Robust Nearest Neighbour Retrieval Using Targeted Manifold Manipulation
This addresses retrieval robustness for AI pipelines, though it appears incremental as it builds on existing perturbation and backdooring concepts.
The paper tackles the problem of nearest-neighbour retrieval in classification and explainable-AI by proposing TMM-NN, which uses targeted perturbations to define neighbourhoods based on sample responsiveness rather than geometric distance, resulting in improved performance under noise and across diverse tasks as confirmed by benchmark experiments.

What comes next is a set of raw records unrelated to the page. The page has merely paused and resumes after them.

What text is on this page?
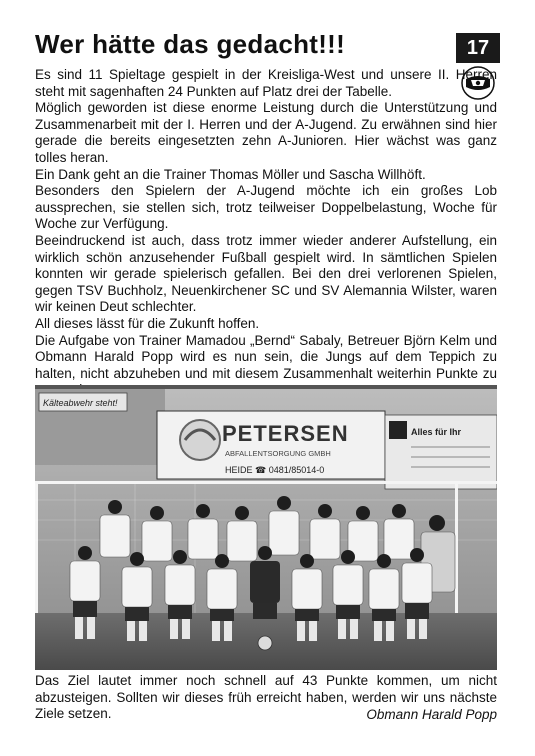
Wer hätte das gedacht!!!	17

Es sind 11 Spieltage gespielt in der Kreisliga-West und unsere II. Herren steht mit sagenhaften 24 Punkten auf Platz drei der Tabelle.

Möglich geworden ist diese enorme Leistung durch die Unterstützung und Zusammenarbeit mit der I. Herren und der A-Jugend. Zu erwähnen sind hier gerade die bereits eingesetzten zehn A-Junioren. Hier wächst was ganz tolles heran.

Ein Dank geht an die Trainer Thomas Möller und Sascha Willhöft.

Besonders den Spielern der A-Jugend möchte ich ein großes Lob aussprechen, sie stellen sich, trotz teilweiser Doppelbelastung, Woche für Woche zur Verfügung.

Beeindruckend ist auch, dass trotz immer wieder anderer Aufstellung, ein wirklich schön anzusehender Fußball gespielt wird. In sämtlichen Spielen konnten wir gerade spielerisch gefallen. Bei den drei verlorenen Spielen, gegen TSV Buchholz, Neuenkirchener SC und SV Alemannia Wilster, waren wir keinen Deut schlechter.

All dieses lässt für die Zukunft hoffen.

Die Aufgabe von Trainer Mamadou „Bernd“ Sabaly, Betreuer Björn Kelm und Obmann Harald Popp wird es nun sein, die Jungs auf dem Teppich zu halten, nicht abzuheben und mit diesem Zusammenhalt weiterhin Punkte zu

Kälteabwehr steht!
PETERSEN
ABFALLENTSORGUNG GMBH
HEIDE ☎ 0481/85014-0
Alles für Ihr
Das Ziel lautet immer noch schnell auf 43 Punkte kommen, um nicht abzusteigen. Sollten wir dieses früh erreicht haben, werden wir uns nächste Ziele setzen.	Obmann Harald Popp
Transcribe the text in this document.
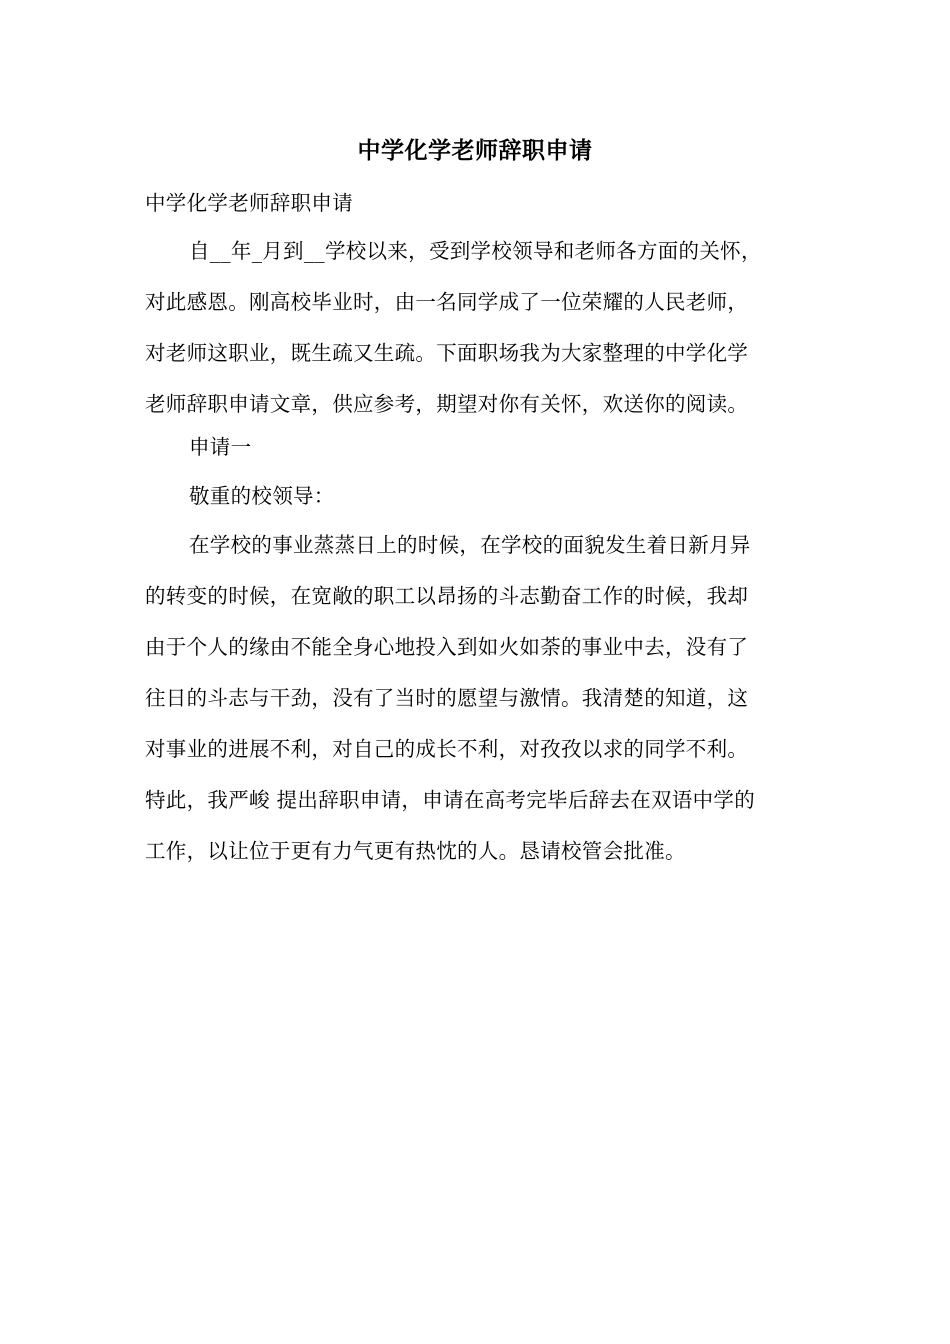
中学化学老师辞职申请
中学化学老师辞职申请
自__年_月到__学校以来，受到学校领导和老师各方面的关怀，
对此感恩。刚高校毕业时，由一名同学成了一位荣耀的人民老师，
对老师这职业，既生疏又生疏。下面职场我为大家整理的中学化学
老师辞职申请文章，供应参考，期望对你有关怀，欢送你的阅读。
申请一
敬重的校领导：
在学校的事业蒸蒸日上的时候，在学校的面貌发生着日新月异
的转变的时候，在宽敞的职工以昂扬的斗志勤奋工作的时候，我却
由于个人的缘由不能全身心地投入到如火如荼的事业中去，没有了
往日的斗志与干劲，没有了当时的愿望与激情。我清楚的知道，这
对事业的进展不利，对自己的成长不利，对孜孜以求的同学不利。
特此，我严峻 提出辞职申请，申请在高考完毕后辞去在双语中学的
工作，以让位于更有力气更有热忱的人。恳请校管会批准。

Nearest-neighbour retrieval is central to classification and explainable-AI pipelines, but current practice relies on hand-tuning feature layers and distance metrics. We propose Targeted Manifold Manipulation-Nearest Neighbour (TMM-NN), which reconceptualises retrieval by assessing how readily each sample can be nudged into a designated region of the feature manifold; neighbourhoods are defined by a sample's responsiveness to a targeted perturbation rather than absolute geometric distance. TMM-NN implements this through a lightweight, query-specific trigger patch. The patch is added to the query image, and the network is weakly ``backdoored'' so that any input with the patch is steered toward a dummy class. Images similar to the query need only a slight shift and are classified as the dummy class with high probability, while dissimilar ones are less affected. By ranking candidates by this confidence, TMM-NN retrieves the most semantically related neighbours. Robustness analysis and benchmark experiments confirm this trigger-based ranking outperforms traditional metrics under noise and across diverse tasks.